Robocop

Robocop

Hollywood, spectre économique aux mauvaises habitudes, manque cruellement d’idées. Quitte à marcher sur sa propre histoire, depuis quelques années il n’y a rien de mieux que d’exploiter les vieilles franchises. Si le ROBOCOP de Paul Verhoeven est un classique, qui a débouché sur plusieurs suites cinématographiques et télévisuelles, sa relecture plus de 25 ans plus tard ressemble à une mise à jour technique concentrée autour du monstre de Frankenstein incarné par le héros, avec une lecture sociale moins complexe que l’original.
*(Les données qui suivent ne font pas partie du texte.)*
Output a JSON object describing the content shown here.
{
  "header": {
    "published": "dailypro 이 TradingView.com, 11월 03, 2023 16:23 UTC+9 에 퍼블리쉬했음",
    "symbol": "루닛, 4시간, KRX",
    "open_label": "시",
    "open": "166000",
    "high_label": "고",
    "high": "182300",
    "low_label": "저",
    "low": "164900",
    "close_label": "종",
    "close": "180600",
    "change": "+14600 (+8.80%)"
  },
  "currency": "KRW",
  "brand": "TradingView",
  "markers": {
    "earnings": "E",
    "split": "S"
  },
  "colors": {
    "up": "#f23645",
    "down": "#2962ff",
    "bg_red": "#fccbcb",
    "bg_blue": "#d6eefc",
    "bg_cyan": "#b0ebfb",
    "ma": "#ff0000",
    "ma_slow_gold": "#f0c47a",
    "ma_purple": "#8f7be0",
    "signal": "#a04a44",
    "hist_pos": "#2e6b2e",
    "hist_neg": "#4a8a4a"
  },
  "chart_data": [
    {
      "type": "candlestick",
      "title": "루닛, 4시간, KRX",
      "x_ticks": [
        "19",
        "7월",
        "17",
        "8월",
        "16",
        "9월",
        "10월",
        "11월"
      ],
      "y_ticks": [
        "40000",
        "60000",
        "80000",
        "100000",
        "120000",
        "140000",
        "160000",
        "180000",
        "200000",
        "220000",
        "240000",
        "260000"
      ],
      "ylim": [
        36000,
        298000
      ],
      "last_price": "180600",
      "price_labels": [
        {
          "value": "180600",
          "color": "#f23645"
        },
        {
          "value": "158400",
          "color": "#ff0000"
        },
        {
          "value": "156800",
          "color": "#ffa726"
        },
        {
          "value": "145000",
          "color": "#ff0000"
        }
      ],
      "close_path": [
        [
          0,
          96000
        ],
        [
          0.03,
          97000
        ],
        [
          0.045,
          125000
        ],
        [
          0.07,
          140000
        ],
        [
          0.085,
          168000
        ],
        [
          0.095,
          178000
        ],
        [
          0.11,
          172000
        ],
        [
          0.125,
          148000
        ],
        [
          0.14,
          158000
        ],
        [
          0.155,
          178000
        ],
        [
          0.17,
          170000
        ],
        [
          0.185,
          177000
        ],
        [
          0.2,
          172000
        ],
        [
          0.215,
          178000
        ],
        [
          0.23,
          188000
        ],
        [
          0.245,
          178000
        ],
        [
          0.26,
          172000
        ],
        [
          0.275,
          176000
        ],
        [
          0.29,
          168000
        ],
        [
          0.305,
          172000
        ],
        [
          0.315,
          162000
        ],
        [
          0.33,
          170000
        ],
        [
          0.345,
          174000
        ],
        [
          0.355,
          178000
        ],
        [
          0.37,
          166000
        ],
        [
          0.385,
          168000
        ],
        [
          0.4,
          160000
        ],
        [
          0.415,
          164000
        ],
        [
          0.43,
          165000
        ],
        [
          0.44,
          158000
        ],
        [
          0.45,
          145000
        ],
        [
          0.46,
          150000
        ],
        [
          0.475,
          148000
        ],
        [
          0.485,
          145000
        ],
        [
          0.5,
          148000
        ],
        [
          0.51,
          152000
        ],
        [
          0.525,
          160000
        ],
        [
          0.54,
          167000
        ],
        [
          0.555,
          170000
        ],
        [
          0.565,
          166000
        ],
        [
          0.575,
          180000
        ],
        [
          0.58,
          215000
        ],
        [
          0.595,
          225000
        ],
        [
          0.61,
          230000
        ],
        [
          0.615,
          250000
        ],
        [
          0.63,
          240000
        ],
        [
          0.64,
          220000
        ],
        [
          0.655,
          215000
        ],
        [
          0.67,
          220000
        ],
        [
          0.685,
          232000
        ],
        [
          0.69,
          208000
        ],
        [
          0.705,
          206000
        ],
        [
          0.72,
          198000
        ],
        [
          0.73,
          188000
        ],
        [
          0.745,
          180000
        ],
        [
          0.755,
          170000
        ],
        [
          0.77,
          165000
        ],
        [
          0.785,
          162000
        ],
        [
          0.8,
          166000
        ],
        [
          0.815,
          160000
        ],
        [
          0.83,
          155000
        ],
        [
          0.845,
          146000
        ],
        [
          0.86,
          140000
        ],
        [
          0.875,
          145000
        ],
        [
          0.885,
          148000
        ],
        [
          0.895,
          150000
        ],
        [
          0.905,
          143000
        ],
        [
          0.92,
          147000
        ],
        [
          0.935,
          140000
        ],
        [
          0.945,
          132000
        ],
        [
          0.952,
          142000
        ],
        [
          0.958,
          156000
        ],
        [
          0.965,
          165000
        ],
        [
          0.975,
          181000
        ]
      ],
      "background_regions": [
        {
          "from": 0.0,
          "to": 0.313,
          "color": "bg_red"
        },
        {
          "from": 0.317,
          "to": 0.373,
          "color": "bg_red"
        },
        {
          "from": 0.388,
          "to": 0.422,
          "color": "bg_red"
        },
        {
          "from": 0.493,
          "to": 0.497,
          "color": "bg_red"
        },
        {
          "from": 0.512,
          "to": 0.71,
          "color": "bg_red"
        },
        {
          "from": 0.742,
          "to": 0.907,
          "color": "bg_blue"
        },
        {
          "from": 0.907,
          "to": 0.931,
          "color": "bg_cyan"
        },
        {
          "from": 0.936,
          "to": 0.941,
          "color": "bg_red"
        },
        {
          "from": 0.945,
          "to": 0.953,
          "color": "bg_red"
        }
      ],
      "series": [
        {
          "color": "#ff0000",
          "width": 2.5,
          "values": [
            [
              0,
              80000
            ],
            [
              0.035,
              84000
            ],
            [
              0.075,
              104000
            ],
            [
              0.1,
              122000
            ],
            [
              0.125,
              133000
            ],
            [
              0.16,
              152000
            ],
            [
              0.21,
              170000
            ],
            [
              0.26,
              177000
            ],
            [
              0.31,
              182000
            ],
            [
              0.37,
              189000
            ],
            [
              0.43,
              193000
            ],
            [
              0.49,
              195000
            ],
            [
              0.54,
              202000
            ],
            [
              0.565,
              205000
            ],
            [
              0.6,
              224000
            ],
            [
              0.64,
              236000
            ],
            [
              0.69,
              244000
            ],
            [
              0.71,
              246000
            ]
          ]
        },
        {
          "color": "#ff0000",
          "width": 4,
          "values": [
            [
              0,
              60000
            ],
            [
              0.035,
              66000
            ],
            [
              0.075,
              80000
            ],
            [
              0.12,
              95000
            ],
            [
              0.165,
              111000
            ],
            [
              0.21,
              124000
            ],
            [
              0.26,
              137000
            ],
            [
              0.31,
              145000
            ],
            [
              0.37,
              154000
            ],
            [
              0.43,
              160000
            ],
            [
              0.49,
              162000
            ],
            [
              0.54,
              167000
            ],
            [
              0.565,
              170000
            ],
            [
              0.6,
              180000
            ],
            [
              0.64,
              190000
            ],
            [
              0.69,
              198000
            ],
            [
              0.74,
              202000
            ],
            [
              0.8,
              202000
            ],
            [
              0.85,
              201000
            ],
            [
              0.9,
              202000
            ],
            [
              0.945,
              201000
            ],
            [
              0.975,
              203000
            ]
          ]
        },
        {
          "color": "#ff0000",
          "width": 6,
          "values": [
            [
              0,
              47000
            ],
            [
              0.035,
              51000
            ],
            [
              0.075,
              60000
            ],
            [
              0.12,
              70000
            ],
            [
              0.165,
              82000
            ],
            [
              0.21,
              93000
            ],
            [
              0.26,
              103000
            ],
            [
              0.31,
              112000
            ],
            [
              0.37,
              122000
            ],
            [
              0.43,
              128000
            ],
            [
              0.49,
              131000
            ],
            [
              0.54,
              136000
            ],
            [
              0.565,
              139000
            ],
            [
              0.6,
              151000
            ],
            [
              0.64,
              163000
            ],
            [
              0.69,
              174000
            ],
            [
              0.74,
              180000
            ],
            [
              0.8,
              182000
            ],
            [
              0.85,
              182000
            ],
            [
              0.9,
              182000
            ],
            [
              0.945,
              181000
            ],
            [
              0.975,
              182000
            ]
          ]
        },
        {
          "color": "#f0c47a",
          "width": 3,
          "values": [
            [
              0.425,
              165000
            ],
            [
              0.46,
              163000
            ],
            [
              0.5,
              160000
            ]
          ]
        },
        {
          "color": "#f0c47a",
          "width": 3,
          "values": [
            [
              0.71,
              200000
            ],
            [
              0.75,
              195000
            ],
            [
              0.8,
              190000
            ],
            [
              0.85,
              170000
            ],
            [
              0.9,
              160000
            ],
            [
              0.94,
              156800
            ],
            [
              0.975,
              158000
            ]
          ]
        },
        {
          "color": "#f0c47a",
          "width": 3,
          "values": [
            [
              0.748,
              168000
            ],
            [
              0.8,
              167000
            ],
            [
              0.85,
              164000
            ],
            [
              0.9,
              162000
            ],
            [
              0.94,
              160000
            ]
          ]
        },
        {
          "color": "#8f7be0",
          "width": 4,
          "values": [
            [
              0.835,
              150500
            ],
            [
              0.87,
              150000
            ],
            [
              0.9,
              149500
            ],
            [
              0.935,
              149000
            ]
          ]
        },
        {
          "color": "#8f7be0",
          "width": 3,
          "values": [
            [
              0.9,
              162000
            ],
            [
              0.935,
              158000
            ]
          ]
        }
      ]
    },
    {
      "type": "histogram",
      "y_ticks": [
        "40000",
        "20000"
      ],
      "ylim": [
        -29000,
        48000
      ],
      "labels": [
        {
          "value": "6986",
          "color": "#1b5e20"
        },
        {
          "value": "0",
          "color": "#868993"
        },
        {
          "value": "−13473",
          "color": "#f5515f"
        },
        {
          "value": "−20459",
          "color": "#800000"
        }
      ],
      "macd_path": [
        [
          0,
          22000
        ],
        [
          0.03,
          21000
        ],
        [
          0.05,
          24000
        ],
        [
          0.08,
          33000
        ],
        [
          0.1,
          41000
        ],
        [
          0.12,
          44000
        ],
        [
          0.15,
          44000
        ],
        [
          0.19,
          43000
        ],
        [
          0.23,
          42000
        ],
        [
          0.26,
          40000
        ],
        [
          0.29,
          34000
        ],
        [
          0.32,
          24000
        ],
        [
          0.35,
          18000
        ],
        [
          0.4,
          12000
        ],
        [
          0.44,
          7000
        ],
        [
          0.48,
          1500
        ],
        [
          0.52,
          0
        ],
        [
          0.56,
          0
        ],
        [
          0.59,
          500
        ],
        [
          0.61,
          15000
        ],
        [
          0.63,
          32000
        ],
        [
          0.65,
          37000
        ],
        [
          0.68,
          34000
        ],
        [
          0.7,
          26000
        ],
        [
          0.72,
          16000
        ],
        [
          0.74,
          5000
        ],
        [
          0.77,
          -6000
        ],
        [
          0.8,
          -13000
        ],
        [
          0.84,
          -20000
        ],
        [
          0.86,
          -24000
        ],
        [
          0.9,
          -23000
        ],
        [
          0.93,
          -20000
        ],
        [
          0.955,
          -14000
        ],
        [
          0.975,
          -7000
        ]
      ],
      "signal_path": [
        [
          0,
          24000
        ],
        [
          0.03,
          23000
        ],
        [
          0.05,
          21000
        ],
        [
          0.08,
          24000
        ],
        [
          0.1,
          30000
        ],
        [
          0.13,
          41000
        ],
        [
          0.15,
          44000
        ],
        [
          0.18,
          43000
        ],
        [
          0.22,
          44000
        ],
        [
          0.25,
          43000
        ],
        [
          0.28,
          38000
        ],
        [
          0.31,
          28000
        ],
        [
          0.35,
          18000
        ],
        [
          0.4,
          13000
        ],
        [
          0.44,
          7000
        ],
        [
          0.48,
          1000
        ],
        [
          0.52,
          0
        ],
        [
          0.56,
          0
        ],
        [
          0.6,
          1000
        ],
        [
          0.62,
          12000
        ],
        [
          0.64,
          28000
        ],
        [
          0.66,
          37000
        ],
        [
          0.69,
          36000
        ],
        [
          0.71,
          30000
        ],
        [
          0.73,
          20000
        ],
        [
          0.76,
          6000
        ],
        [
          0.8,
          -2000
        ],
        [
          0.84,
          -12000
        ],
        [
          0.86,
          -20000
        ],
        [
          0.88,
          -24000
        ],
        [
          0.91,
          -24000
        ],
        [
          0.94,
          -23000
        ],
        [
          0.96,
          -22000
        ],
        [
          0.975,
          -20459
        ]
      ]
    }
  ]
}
Il était tentant de réinventer la figure du robot policier à l’heure des bouleversements technologiques d’aujourd’hui. Les fantasmes des années 80 (mixés à l’époque avec un vrai fond de questions sociales et d’ironie nécessaire) n’auraient pas rêvé mieux ; information de masse, mix techno-organique… Le nouveau ROBOCOP reste un bon vieil androïde mais avec le style (une finition plus reptilienne) et la rapidité. Une version 2.0 finalement pas si désastreuse qui, sur la forme, contentera largement son audience. La présence au casting de deux figures du genre, Michael Keaton et Gary Oldman, finit d’ancrer ce reboot parmi les films ayant la volonté de bien faire (malgré le découpage barbare imposé par des réécritures incertaines, et une volonté d’ajouter une dimension familiale).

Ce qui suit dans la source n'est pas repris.